Sunday, June 15, 2014

The Fault in Our Stars Review


So this past weekend I had the rare opportunity to enjoy two movies in one day. Early in the afternoon I enjoyed the new Seth Macfarlane western comedy "A Million Ways to Die in the West" with one of my bros. It was typical Macfarlane comedy funny but it could have been so much more and a tad bit shorter, but that's all besides the point. The main event of my evening was the new chick flick based on a book or some shit about cancer and junk. I honestly hadn't heard a thing about it all year until about a week before the films release when it seemed like everywhere I looked there was some advertisement talking about the film. So based on the hype and the fact that the chick in it was insanely hot for someone who has cancer I decided to see it. Even if that meant I had to see it by myself. So I bought a ticket for the latest showing and showed up a few minutes late and was the first one out of the cinema to avoid to the awkwardness of being a single man watching a chick flick by himself and by someone I knew.

The film follows the life of Hazel Grace (Shailene Woodley), a girl with cancer, who meets a good looking fella, named Augusta Waters (Ansel Elgot), at a cancer support group run by Mike Birbiglia.  The two obviously fall in love and the film follows there unique love story as they both discover that there's more to life than the cancer that's destroying there bodies. The film also has an outstanding supporting cast with Laura Dern aka hot legs from Jurassic Park playing Hazel's mother and even Williem DaFoe showing up as a drunk pissed off author.  Director Josh Boone's use of slick camera work and descent pacing kept me emotional involved and connected to the story. I'm not going to lie and say I love every second of this film but at no point was I every disconnected enough to completely loose interest in what was happening on screen.

Aside from being a single manly man in a cinema fully of giggly girls who laughed at ever single corny line in this picture I couldn't find a single legitimate fault with this movie, and believe me I was searching like a hawk for some reason to destroy this movie and rip it a new in this review. In fact it was actually one of the best movies that I've seen  to date this summer. In a summer full of films that are sequels, reboots, reboot sequels, and whatever the hell Godzilla was this film feels fresh and original.  The only flaws that I could find where the typically thinks that frustrates about chicks flicks like the fact that there are no explosions and all the silly romantic stuff. Underneath all this chick stuff however the film really has a deep and profound message about life, love, and how we choose to spend our time with the people we love. It's a film that unlike all the other films I've seen this summer has really stuck with me after I left the cinema. Unlike the other movies I've seen like the dreadfully boring Godzilla which I forgot all about mere hours after seeing. Another minor fault I could point out was how sexy these people are despite the fact that they have cancer. Hazel and Augusta have to be the sexiest cancer patients in the world!!! I completely understand it's a movie and I know I'm kind of nit picking here but come on no one looks that good with cancer. For a few brief moment I considered going out and getting cancer and a badass leather jacket so I could pick up equally hot girls at my cancer support group meeting.

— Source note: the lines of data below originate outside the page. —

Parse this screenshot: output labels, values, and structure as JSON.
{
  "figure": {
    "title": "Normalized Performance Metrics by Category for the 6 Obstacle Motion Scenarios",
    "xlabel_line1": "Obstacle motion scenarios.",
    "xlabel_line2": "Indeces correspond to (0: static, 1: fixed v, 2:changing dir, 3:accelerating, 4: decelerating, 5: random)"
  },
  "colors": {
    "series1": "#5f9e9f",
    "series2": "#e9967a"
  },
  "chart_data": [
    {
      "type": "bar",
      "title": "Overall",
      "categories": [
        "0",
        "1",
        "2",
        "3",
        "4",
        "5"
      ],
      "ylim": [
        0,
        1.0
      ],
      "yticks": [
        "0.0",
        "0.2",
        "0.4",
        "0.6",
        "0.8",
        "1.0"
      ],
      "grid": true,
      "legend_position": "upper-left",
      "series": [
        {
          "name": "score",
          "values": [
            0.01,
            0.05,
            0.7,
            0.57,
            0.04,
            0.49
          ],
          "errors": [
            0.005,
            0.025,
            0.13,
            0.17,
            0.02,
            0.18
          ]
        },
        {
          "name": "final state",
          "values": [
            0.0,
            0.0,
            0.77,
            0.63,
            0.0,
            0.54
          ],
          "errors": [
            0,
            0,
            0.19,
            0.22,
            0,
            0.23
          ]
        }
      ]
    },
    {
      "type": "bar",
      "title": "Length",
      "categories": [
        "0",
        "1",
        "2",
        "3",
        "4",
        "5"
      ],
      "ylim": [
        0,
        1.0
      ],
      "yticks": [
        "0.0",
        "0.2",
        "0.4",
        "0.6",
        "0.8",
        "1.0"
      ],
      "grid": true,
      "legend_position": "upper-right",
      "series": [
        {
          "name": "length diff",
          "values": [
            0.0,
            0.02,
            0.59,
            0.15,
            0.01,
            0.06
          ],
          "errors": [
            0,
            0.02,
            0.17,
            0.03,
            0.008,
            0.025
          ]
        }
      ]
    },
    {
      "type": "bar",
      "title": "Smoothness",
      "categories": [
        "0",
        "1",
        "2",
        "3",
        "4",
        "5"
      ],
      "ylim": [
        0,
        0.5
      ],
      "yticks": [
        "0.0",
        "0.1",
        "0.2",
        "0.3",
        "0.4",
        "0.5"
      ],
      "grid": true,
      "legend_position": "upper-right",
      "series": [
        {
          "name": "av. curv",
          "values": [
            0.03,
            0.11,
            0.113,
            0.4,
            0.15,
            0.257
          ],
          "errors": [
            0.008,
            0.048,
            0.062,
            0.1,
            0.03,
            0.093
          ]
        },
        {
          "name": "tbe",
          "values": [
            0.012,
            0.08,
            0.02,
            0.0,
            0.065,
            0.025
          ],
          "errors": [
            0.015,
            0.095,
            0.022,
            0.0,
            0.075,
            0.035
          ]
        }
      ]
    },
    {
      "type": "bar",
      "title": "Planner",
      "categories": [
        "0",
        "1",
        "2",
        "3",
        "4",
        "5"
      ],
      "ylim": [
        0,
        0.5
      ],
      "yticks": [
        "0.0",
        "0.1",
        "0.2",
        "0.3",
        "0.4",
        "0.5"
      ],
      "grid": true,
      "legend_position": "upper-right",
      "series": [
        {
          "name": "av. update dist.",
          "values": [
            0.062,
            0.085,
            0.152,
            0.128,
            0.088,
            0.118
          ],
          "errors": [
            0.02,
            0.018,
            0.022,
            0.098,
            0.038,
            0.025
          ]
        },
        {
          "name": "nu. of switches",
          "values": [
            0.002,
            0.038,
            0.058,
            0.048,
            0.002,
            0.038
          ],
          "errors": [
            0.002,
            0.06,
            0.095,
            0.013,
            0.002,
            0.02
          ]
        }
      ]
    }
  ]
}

The one thing I enjoyed most about this film was how the film showed the impact that cancer has on not just the two teenagers but how it affects their families and friends. I felt that the film did a very good job of showing the impact of cancer beyond the people that are actually afflicted by it. I liked the bitter sweet realism the film portraits as it walks a tight rope balancing humor,romance, and ultimately heartbreak.  The fact that the film doesn't have a happy Disney princess ending was also refreshingly pleasant. The film did an excellent job of stirring clear of to many overly familiar genre plot points  which kept me guessing and interested. Now I'm not an emotional person when it come to movies. I have never been driven to tear by a movie yet, but I must say at the end of the movie I did feel something....I'm not 100% sure what it was I felt I just know that the film left a deep impression on me. Something that I can't say for a lot of the film that I've seen recently. Honestly I can put this movie up there with "50/50", another great cancer related comedy.

I am a manly man who enjoys doing manly man things like playing football while chopping down trees with Swiss army knife while at the same time boxing full grown grizzly bears on an unstable bridge over an active volcano...while blindfolded and tied up....with chains. I still fully enjoyed this movie and it didn't cost me my man card either. Bros this is the perfect date movie that as a couple you can both fully enjoy, but be fore warned if you have an emotional girlfriend the end of this movie may have in tears. On my way out of the cinema I don't think I saw any women with dry eyes.